Vinit Doshi: One of the big questions we’re asked is about price premiums. We’re drilling into that. Another is how things have changed since June 2022. There’s been inflation, fears of a recession, companies cutting back, layoffs in the market. How is that affecting consumer behavior? So far, we see some resilience, but will that hold up?

Steve Noble: Here’s a little bit of news that’s come out since the report: we’ve dug into price premiums and found that across the six buckets of sustainability claims, all had a price premium ranging from 16 to 35 percent. Like most things in this research, it varied a lot by category. In categories like beverages and center-store grocery, the premiums tended to be 0 to 20 percent. In fresh meat and dairy as well as personal care, they were anywhere between 10 and 30 percent, and in some cases more than 40 percent. The price piece is an interesting complement to what we’ve already shared, and further reason to believe that there’s opportunity to invest in sustainability attributes more broadly.

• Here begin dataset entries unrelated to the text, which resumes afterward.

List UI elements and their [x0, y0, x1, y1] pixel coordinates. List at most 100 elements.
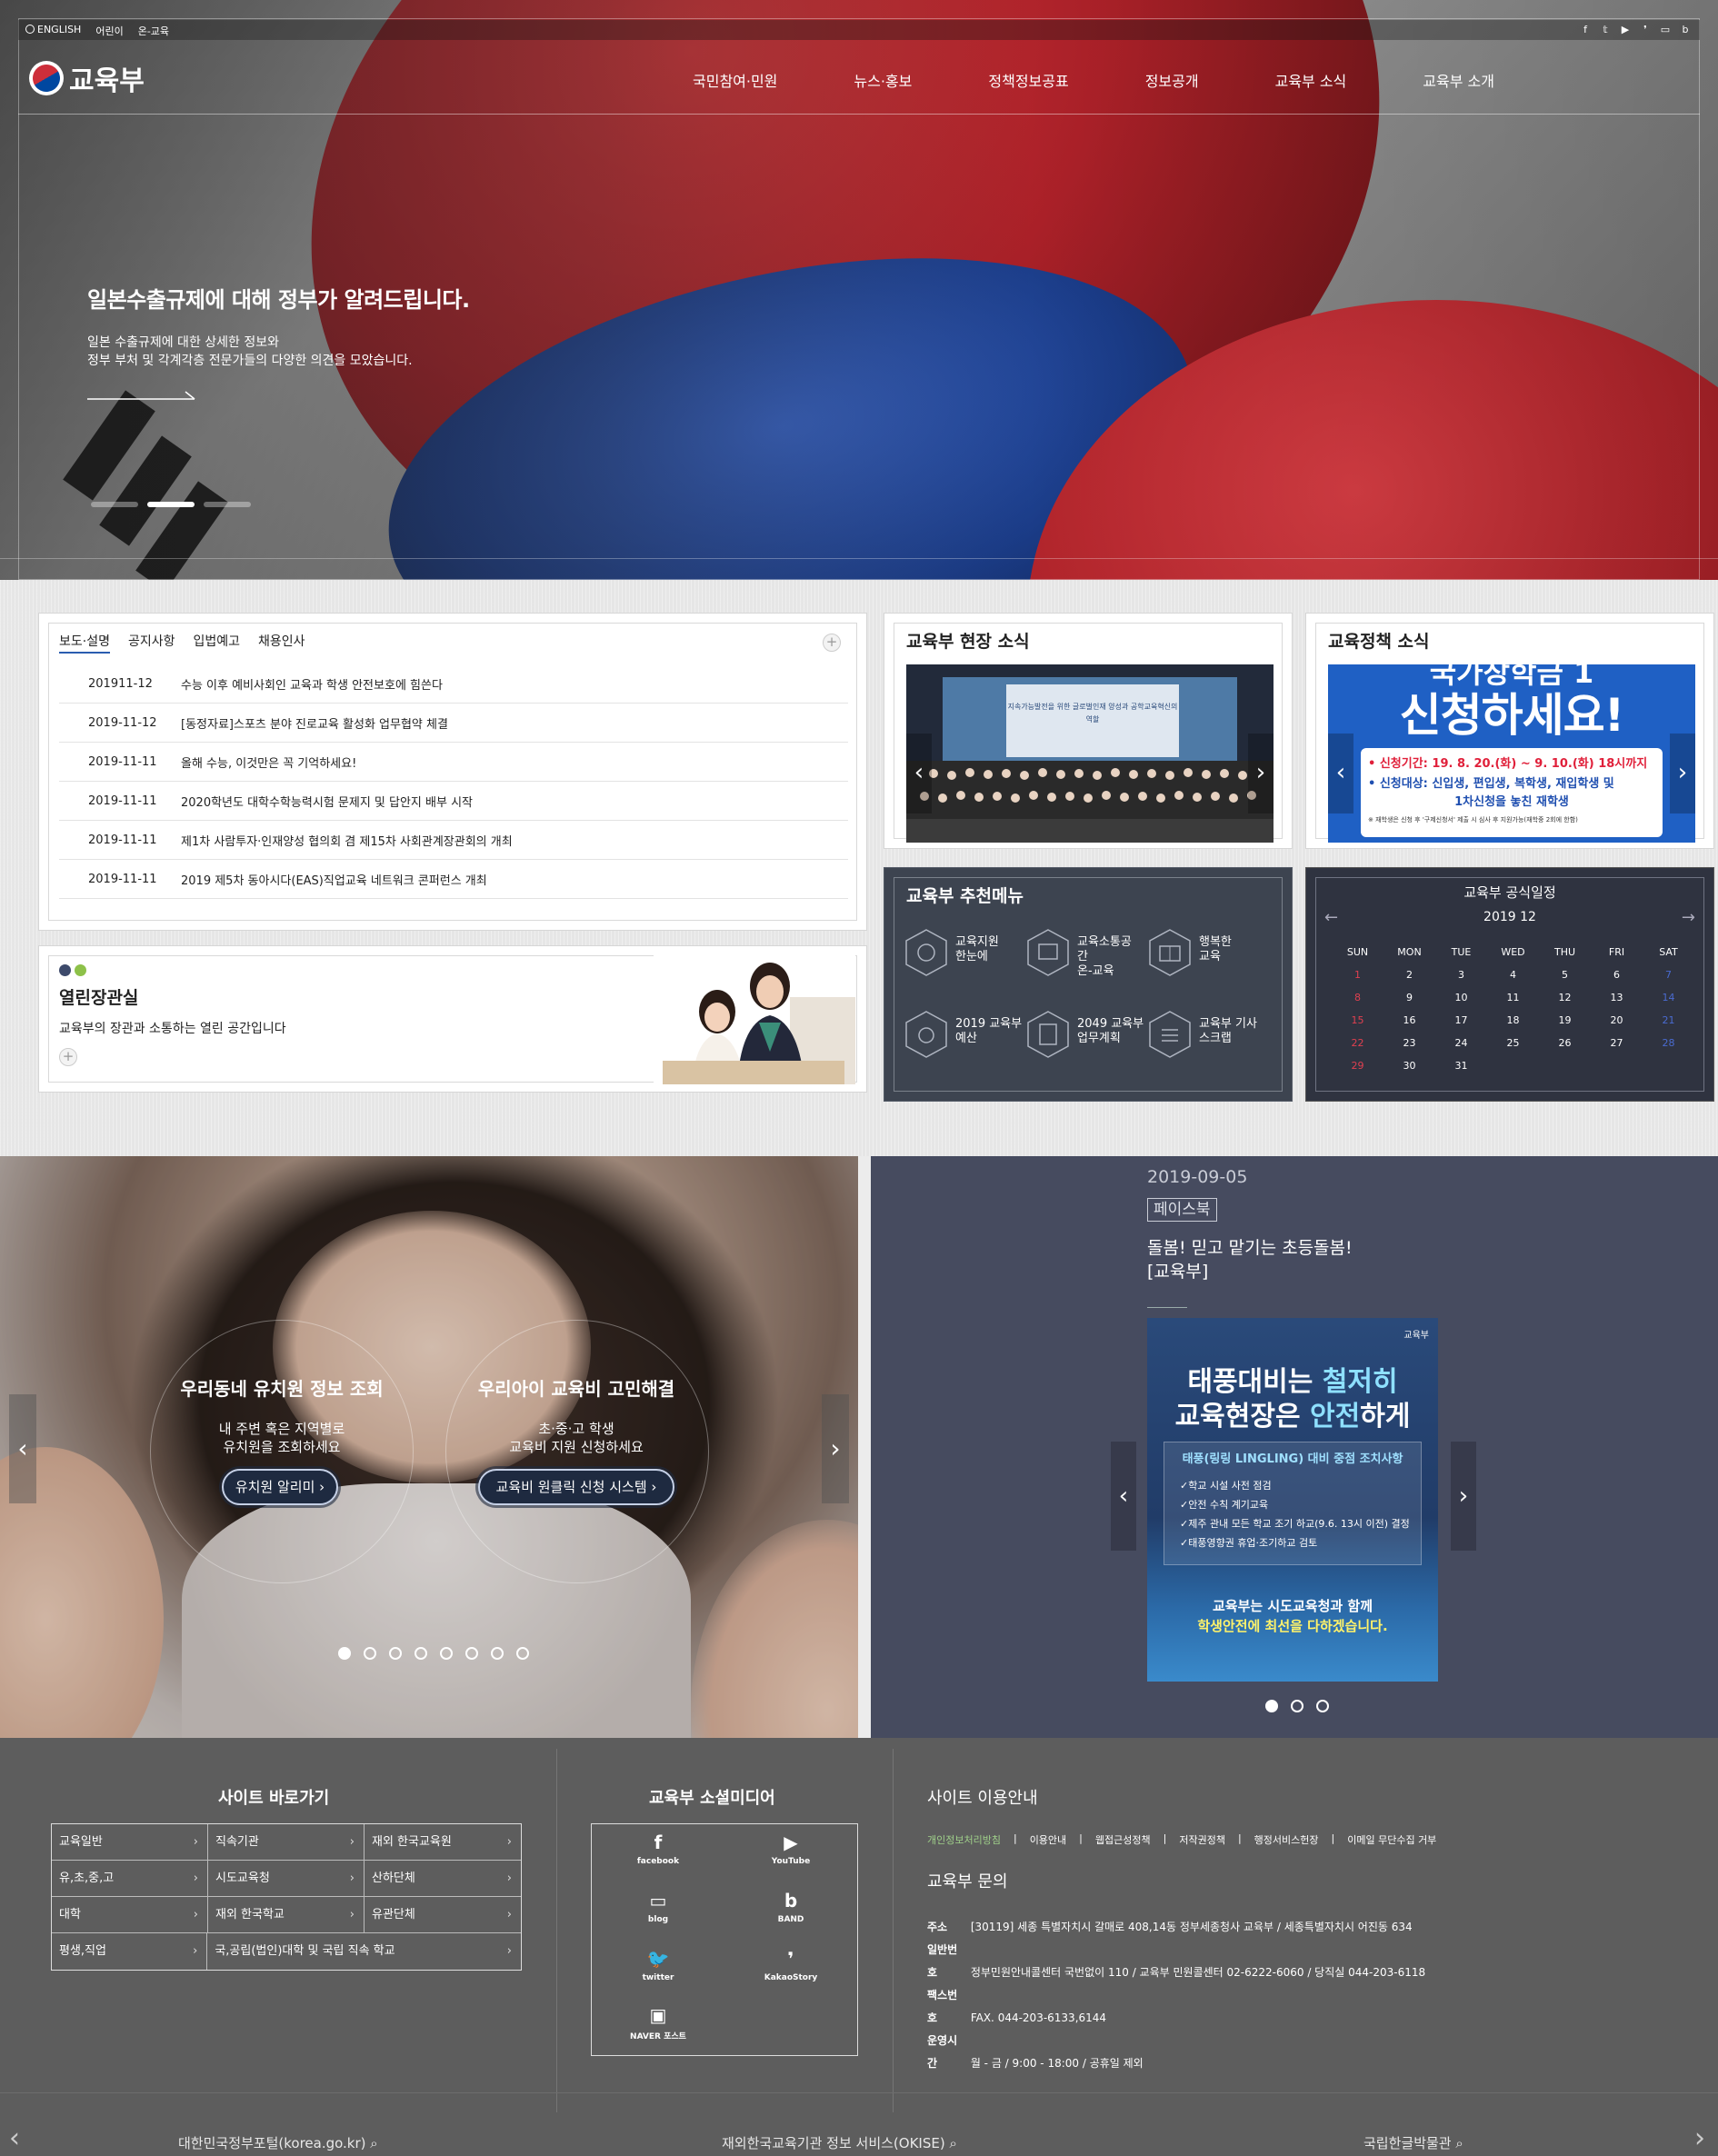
pager-dot[interactable]: [75, 964, 86, 976]
service-charter-link[interactable]: 행정서비스헌장: [1254, 1832, 1319, 1847]
related-next-icon[interactable]: ›: [1694, 2122, 1705, 2154]
kindergarten-button[interactable]: 유치원 알리미 ›: [222, 1469, 338, 1505]
tab-recruit[interactable]: 채용인사: [258, 632, 305, 654]
sns-headline[interactable]: 돌봄! 믿고 맡기는 초등돌봄! [교육부]: [1147, 1236, 1353, 1283]
kids-link[interactable]: 어린이: [95, 24, 123, 38]
related-site-link[interactable]: 재외한국교육기관 정보 서비스(OKISE) ⌕: [722, 2133, 957, 2152]
sns-slide-indicator: [1265, 1700, 1329, 1712]
nav-participation[interactable]: 국민참여·민원: [693, 69, 777, 91]
facebook-link[interactable]: f facebook: [592, 1832, 724, 1866]
news-item[interactable]: 2019-11-11 올해 수능, 이것만은 꼭 기억하세요!: [59, 743, 848, 782]
online-edu-link[interactable]: 온-교육: [138, 24, 169, 38]
promo-dot[interactable]: [465, 1647, 478, 1660]
hero-dot-active[interactable]: [147, 502, 195, 507]
quick-link[interactable]: 재외 한국교육원: [365, 1824, 521, 1861]
blog-link[interactable]: ▭ blog: [592, 1890, 724, 1924]
news-more-button[interactable]: +: [823, 634, 841, 652]
related-site-link[interactable]: 국립한글박물관 ⌕: [1363, 2133, 1463, 2152]
hero-more-arrow-icon[interactable]: [87, 391, 196, 400]
promo-dot[interactable]: [415, 1647, 427, 1660]
accessibility-link[interactable]: 웹접근성정책: [1095, 1832, 1151, 1847]
nav-news[interactable]: 뉴스·홍보: [854, 69, 912, 91]
news-item[interactable]: 2019-11-11 2019 제5차 동아시다(EAS)직업교육 네트워크 콘퍼…: [59, 860, 848, 899]
quick-link[interactable]: 대학: [52, 1897, 208, 1933]
nav-moe-news[interactable]: 교육부 소식: [1275, 69, 1347, 91]
nav-about[interactable]: 교육부 소개: [1423, 69, 1494, 91]
promo-dot[interactable]: [364, 1647, 376, 1660]
quick-link[interactable]: 평생,직업: [52, 1933, 208, 1970]
quick-link[interactable]: 재외 한국학교: [208, 1897, 365, 1933]
field-prev-button[interactable]: ‹: [906, 734, 932, 813]
naver-post-link[interactable]: ▣ NAVER 포스트: [592, 2004, 724, 2041]
blog-icon[interactable]: ▭: [1658, 23, 1673, 37]
promo-next-button[interactable]: ›: [822, 1394, 849, 1503]
promo-prev-button[interactable]: ‹: [9, 1394, 36, 1503]
usage-guide-link[interactable]: 이용안내: [1030, 1832, 1066, 1847]
nav-disclosure[interactable]: 정보공개: [1145, 69, 1199, 91]
recommend-item[interactable]: 2019 교육부 예산: [904, 1010, 1027, 1073]
quick-link[interactable]: 시도교육청: [208, 1861, 365, 1897]
band-icon[interactable]: b: [1678, 23, 1693, 37]
site-logo[interactable]: 교육부: [29, 58, 145, 98]
education-cost-button[interactable]: 교육비 원클릭 신청 시스템 ›: [478, 1469, 674, 1505]
site-guide-title: 사이트 이용안내: [927, 1789, 1038, 1808]
sns-dot[interactable]: [1316, 1700, 1329, 1712]
quick-link[interactable]: 교육일반: [52, 1824, 208, 1861]
sns-dot-active[interactable]: [1265, 1700, 1278, 1712]
recommend-item[interactable]: 교육소통공 간 온-교육: [1026, 928, 1149, 992]
calendar-next-icon[interactable]: →: [1682, 908, 1695, 927]
promo-dot[interactable]: [516, 1647, 529, 1660]
twitter-icon: 🐦: [646, 1948, 670, 1970]
promo-dot[interactable]: [389, 1647, 402, 1660]
minister-office-card[interactable]: 열린장관실 교육부의 장관과 소통하는 열린 공간입니다 +: [38, 945, 867, 1093]
recommend-item[interactable]: 교육지원 한눈에: [904, 928, 1027, 992]
tab-legislation[interactable]: 입법예고: [194, 632, 241, 654]
hero-dot[interactable]: [91, 502, 138, 507]
promo-dot[interactable]: [440, 1647, 453, 1660]
hero-dot[interactable]: [204, 502, 251, 507]
sns-prev-button[interactable]: ‹: [1111, 1442, 1136, 1551]
kakaostory-link[interactable]: ❜ KakaoStory: [724, 1948, 857, 1982]
news-item[interactable]: 2019-11-11 제1차 사람투자·인재양성 협의회 겸 제15차 사회관계장…: [59, 821, 848, 860]
twitter-link[interactable]: 🐦 twitter: [592, 1948, 724, 1982]
copyright-link[interactable]: 저작권정책: [1179, 1832, 1225, 1847]
minister-more-button[interactable]: +: [59, 1048, 77, 1066]
kakaostory-icon[interactable]: ❜: [1638, 23, 1653, 37]
news-item[interactable]: 2019-11-11 2020학년도 대학수학능력시험 문제지 및 답안지 배부 …: [59, 782, 848, 821]
field-next-button[interactable]: ›: [1248, 734, 1274, 813]
recommend-item[interactable]: 교육부 기사 스크랩: [1148, 1010, 1271, 1073]
sns-dot[interactable]: [1291, 1700, 1303, 1712]
quick-link[interactable]: 직속기관: [208, 1824, 365, 1861]
typhoon-poster[interactable]: 교육부 태풍대비는 철저히 교육현장은 안전하게 태풍(링링 LINGLING)…: [1147, 1318, 1438, 1682]
facebook-icon[interactable]: f: [1578, 23, 1593, 37]
news-item[interactable]: 2019-11-12 [동정자료]스포츠 분야 진로교육 활성화 업무협약 체결: [59, 704, 848, 743]
band-link[interactable]: b BAND: [724, 1890, 857, 1924]
quick-link[interactable]: 유,초,중,고: [52, 1861, 208, 1897]
pager-dot[interactable]: [59, 964, 71, 976]
english-link[interactable]: ENGLISH: [25, 24, 81, 38]
recommend-item[interactable]: 2049 교육부 업무계획: [1026, 1010, 1149, 1073]
promo-dot-active[interactable]: [338, 1647, 351, 1660]
youtube-icon[interactable]: ▶: [1618, 23, 1633, 37]
promo-dot[interactable]: [491, 1647, 504, 1660]
news-item[interactable]: 201911-12 수능 이후 예비사회인 교육과 학생 안전보호에 힘쓴다: [59, 664, 848, 704]
quick-link[interactable]: 산하단체: [365, 1861, 521, 1897]
quick-link[interactable]: 국,공립(법인)대학 및 국립 직속 학교: [207, 1933, 521, 1970]
email-refusal-link[interactable]: 이메일 무단수집 거부: [1347, 1832, 1436, 1847]
nav-policy[interactable]: 정책정보공표: [988, 69, 1068, 91]
youtube-link[interactable]: ▶ YouTube: [724, 1832, 857, 1866]
policy-news-banner[interactable]: 국가장학금 1 신청하세요! • 신청기간: 19. 8. 20.(화) ~ 9…: [1328, 664, 1695, 843]
tab-notice[interactable]: 공지사항: [128, 632, 175, 654]
news-tabs: 보도·설명 공지사항 입법예고 채용인사: [59, 632, 305, 654]
recommend-item[interactable]: 행복한 교육: [1148, 928, 1271, 992]
quick-link[interactable]: 유관단체: [365, 1897, 521, 1933]
policy-prev-button[interactable]: ‹: [1328, 734, 1353, 813]
tab-press[interactable]: 보도·설명: [59, 632, 110, 654]
related-prev-icon[interactable]: ‹: [9, 2122, 20, 2154]
twitter-icon[interactable]: 𝕥: [1598, 23, 1613, 37]
field-news-photo[interactable]: 지속가능발전을 위한 글로벌인재 양성과 공학교육혁신의 역할 ‹ ›: [906, 664, 1274, 843]
policy-next-button[interactable]: ›: [1670, 734, 1695, 813]
related-site-link[interactable]: 대한민국정부포털(korea.go.kr) ⌕: [178, 2133, 378, 2152]
sns-next-button[interactable]: ›: [1451, 1442, 1476, 1551]
privacy-policy-link[interactable]: 개인정보처리방침: [927, 1832, 1001, 1847]
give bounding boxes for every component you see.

Sherry Frey: Another question that’s come up is specifically from medium-size brands wondering, “What do we do? Where’s our opportunity? How do we play?” There’s more research to be done around why they don’t receive the outsize growth that everyone else does.

Other questions are about the consumer, who is evolving so rapidly. We have segmentations of consumers—from the super passionate to the small segment of people who are apathetic. How does this play out across the claims and categories? There’s a deeper level of dissection that needs to happen there.

Vinit Doshi: As governments start to mandate certain things, like we’re seeing in Europe, this issue is going to become more urgent. Companies need to have answers—for their stakeholders, employees, and customers—as to what they’re doing and how they’re going to meet their sustainability commitments. Being able to point to factual evidence, beyond consumer sentiment surveys, will be important.

Steve Noble: My closing thought for our readers and listeners would be, “Continue to talk about it and share it.” If you’re a CPG player, talk to the folks further back in your supply chain actually making the products. Talk to retailers selling those products. Engage in discussion about what this means and how we can collectively continue to advance the good we’re doing in sustainability and ESG. It shouldn’t be in a cone of silence. Sustainability ought to be something that we’re collaborating on and talking about broadly.